No idea, if it has a TUI, but I feel like improved performance should be good enough of a reason to switch, if there are no downsides...
I haven't noticed any issues. It actually cleans up some old yum syntax.
I guess I should learn about that last bit. Someday ...
That makes perfect sense until I contrast it with the fact that I've never had any sort of issue with yum's performance. I do this crap for a living. I might carry out the same install or patching on several servers.
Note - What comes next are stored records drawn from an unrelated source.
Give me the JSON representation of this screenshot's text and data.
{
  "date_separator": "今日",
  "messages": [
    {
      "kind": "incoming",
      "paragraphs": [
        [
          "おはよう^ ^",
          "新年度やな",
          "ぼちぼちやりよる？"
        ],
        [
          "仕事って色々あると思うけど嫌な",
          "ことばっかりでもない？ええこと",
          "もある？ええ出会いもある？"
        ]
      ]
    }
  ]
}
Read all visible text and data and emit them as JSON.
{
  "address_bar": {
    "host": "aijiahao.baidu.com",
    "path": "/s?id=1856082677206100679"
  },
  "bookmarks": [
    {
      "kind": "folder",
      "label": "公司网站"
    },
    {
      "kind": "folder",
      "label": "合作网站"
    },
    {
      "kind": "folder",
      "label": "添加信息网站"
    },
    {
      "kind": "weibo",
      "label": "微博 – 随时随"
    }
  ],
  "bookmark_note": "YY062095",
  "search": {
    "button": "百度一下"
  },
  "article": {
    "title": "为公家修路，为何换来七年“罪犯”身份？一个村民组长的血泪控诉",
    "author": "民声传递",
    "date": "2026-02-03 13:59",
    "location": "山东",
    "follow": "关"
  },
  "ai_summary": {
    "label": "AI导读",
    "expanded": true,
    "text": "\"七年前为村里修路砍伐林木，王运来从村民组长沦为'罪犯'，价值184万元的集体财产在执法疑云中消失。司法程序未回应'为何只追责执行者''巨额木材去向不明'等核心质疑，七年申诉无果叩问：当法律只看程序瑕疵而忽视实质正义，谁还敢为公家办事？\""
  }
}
As long as it executes in a consistent and reliable way, performance is really a secondary consideration.
Ah, so you've scripted a whole bunch of stuff with YUM. Then you automatically have the downside that switching over could incur hours of work.
As much as the software developer in me wants to encourage you to use DNF (or an abstraction like
pkcon) for newer scripts, in case they want to remove YUM one day, I get not wanting to deal with two separate tools.In my head, switching over was trivial, i.e. just typing D, N, F instead of Y, U, M, because that was my experience when I switched over way back when I was still a freshly hatched penguin.
Yes, exactly. The company I work for has lots of yum scripting. I don't hate dnf, its just not the interface I've used at work.
Most distros don't really have yum anymore. DNF is actually running the command in a yum mode, so you're really using dnf.
Well the distros in question are pretty standard. RHEL, CENT, Oracle, Rocky. Ok. At least they let me keep my interface.
Sometimes you've got to adapt to change.
It took me a while, but I moved off apt-get to just apt.
Habits die hard.
Sometimes they come back. I've re-learned to use apt-get dist-upgrade for Proxmox patching.